Currently, Matviyenko, collectively with all members of the Federation Council, is working on passing a law called, “The Formation of the Federation Council of the Russian Federation,” (a title which sounds only slightly less repetitive in Russian…) which sets out to establish a new rubric for the Council’s responsibilities and formation. The new rubric is a project started by the members of the Council to grant themselves political power that rivals the State Duma. According to the official Council website, the project involved 90 thousand Russian citizens in a one-month long discussion and democratic exchange of ideas as well as a survey asking which of the project’s proposals they supported.

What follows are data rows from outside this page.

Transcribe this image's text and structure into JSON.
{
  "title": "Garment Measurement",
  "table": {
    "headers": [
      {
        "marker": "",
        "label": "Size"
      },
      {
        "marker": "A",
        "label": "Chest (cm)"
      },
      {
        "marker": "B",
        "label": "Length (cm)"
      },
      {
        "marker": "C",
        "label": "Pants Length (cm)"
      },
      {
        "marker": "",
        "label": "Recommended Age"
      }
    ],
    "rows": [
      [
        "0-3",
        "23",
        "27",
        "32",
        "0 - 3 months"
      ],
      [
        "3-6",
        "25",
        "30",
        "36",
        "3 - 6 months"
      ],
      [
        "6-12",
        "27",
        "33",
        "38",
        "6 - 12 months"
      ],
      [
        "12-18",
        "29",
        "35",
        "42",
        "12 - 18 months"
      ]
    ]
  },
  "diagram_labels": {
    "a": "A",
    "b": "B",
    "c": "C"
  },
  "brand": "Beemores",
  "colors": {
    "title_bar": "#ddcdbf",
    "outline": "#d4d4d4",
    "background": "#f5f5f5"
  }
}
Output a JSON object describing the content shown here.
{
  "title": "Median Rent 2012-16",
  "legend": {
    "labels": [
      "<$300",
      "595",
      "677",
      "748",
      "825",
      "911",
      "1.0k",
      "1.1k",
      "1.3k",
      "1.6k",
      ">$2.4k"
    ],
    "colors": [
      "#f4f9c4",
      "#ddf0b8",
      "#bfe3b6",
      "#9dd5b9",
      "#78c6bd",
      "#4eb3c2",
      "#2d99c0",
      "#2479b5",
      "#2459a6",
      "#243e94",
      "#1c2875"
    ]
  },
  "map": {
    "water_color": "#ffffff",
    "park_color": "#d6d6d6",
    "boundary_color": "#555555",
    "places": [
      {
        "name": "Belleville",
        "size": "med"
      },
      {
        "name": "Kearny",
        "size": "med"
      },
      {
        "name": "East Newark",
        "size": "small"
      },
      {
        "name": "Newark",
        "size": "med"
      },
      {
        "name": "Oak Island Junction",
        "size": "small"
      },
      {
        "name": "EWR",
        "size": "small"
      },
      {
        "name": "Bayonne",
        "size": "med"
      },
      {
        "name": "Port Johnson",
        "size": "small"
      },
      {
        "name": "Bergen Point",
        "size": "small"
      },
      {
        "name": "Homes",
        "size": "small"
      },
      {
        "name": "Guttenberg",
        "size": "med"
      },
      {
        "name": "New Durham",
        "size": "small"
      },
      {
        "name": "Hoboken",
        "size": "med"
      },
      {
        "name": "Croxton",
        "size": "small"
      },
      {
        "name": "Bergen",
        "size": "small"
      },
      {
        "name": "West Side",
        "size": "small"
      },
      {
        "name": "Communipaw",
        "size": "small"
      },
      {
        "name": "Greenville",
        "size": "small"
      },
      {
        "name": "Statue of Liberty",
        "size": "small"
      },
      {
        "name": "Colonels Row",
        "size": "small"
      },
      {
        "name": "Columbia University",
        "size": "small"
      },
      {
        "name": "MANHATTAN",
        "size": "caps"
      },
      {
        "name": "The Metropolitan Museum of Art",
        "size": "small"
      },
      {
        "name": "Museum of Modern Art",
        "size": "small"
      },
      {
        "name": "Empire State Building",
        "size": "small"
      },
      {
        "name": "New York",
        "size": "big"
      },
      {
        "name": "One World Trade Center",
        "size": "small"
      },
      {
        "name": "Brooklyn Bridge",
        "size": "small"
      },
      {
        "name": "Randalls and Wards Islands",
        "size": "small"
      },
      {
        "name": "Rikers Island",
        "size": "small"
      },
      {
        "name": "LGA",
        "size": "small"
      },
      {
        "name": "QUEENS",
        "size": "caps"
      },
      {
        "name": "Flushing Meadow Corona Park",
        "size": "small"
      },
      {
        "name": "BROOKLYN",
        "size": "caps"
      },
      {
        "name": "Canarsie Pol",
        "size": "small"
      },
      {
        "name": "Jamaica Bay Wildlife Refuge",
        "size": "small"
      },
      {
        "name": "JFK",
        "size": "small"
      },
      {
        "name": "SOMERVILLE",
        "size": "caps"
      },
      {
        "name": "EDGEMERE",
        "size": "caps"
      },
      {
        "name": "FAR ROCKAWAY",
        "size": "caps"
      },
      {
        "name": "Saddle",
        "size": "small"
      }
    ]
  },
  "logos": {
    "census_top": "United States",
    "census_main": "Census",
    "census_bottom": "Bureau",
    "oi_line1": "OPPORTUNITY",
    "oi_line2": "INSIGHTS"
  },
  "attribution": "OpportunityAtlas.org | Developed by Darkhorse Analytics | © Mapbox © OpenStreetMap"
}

Matviyenko tweeted about the proposal on May 1st: “The legislative role of the Federation Council will grow, and the name, ‘Senate’ will possibly become official.” It seems she is trying to democratize the law-making bodies of Russia with the name, “Senate,” and the talk of engaging the public in a discussion of the Federation Council’s role. However, is the centralization of the Council’s powers really such a great idea? They are a body of regional politicians with a hodge podge of local interests. How does a country like Russia, with its adolescent democracy, go about combining local interests and federal power?


It is easy to believe that Matviyenko is a Putin puppet, but is that all she is? With such an ornate political past, I hesitate to think that she is just a United Russia party mascot. What does her presence on twitter mean about all of this, too? When I followed her, her account followed me right back. Is that because she’s actually engaging in a conversation with the public? Or is it because she wants to keep a tight leash on her nay-sayers?